Won’t bid for Air India, don’t have capability to turn around ops: IndiGo

IndiGo airlines was one of the first players to show interest in Air India after the government gave its in-principal approval last June for the disinvestment of the national carrier.
Faizan Haidar, New Delhi, Hindustan Times | By HT Correspondent
UPDATED ON APR 05, 2018 09:44 PM IST

India’s largest domestic carrier IndiGo, first off the blocks in announcing its interest in acquiring Air India soon after the government said the airline could be sold, has all but withdrawn from the race after the government put out details of the proposed sale.

“From day one, IndiGo has expressed its interest primarily in the acquisition of Air India’s international operations and Air India Express. However, that option is not available under the government’s current divestiture plans for Air India. Also, as we have communicated before, we do not believe that we have the capability to take on the task of acquiring and successfully turning around all of Air India’s airline operations,” Aditya Ghosh, president and whole-time director at InterGlobe Aviation Ltd, the company behind IndiGo, said in a statement.

The government’s plan is to sell 76% stake ofn the airline, and 100% of its low-cost international carrier Air India Express Ltd and a 50% stake in Air India SATS Airport Services Pvt. Ltd, an airport ground-handling joint venture.

It also wants control to remain with Indian entities and the buyer to retain the brand name Air India. The government will retain a 24% stake in the airline, part of which will be transferred to employees under a stock option scheme.

A civil aviation ministry official who spoke on condition of anonymity said the department wouldn’t comment on individual responses to its statement inviting so-called expressions of interest but added that the terms mentioned would be the same for everyone.

An expert termed IndiGo’s decision “wise” and said it is in the “interest of its shareholders”. “IndiGo needs to remain focused on executing its business plan which will see very aggressive expansion in domestic and international markets.
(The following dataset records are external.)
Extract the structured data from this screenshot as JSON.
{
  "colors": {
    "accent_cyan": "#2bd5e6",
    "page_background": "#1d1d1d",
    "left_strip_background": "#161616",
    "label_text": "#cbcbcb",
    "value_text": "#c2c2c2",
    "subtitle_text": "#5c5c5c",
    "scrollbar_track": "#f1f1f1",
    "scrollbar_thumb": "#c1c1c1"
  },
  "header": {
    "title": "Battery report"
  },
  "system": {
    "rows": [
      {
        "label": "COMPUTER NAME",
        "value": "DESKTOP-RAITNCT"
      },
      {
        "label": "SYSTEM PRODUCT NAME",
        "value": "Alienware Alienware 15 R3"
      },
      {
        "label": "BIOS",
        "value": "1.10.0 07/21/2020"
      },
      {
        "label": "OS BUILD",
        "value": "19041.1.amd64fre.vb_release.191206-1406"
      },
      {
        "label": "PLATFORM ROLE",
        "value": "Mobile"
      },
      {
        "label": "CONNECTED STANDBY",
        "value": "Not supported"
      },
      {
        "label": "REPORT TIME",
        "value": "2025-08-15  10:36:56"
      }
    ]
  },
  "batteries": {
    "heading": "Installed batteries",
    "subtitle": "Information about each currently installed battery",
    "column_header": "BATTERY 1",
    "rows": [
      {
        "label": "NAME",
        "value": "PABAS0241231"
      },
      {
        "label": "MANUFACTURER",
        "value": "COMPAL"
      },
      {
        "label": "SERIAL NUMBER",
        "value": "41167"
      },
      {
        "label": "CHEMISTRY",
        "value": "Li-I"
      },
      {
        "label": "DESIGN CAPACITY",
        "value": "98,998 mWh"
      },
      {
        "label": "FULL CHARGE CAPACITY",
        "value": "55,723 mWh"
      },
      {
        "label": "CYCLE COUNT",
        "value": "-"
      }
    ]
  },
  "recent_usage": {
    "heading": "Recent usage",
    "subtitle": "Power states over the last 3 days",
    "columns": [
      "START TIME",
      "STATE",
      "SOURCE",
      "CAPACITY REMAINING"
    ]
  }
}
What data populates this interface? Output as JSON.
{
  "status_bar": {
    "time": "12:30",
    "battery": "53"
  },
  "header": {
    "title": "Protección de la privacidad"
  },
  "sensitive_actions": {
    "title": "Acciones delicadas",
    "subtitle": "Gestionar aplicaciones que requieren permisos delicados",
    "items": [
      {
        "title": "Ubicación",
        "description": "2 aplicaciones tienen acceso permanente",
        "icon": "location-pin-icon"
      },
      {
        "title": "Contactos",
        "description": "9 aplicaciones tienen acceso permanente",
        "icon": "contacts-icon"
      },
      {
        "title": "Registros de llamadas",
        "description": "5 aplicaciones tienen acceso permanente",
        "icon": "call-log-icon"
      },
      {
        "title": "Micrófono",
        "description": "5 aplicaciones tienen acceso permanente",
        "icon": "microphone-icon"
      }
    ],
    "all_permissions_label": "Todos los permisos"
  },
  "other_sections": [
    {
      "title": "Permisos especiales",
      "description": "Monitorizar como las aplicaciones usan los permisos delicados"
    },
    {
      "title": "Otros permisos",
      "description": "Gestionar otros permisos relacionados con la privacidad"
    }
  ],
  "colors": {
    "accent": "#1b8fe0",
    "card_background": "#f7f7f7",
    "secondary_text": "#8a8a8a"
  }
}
Air India, though a very good opportunity, would have been too complex and very risky for IndiGo (to acquire),” said Kapil Kaul, CEO and director, Centre for Asia Pacific Aviation (CAPA).

The civil aviation ministry has invited expressions of interest from interested parties by 5 pm on May 14.

The sale will help the government achieve its ambitious Rs.80,000 crore disinvestment target for 2018-19.

According to the Expressions of Interest document released by the ministry of civil aviation, potential buyers need to have a minimum net worth of Rs5,000 crore and should have reported a profit after tax in three of the five previous years. The net worth criteria doesn’t apply to Indian airlines, as long as they satisfy other requirements.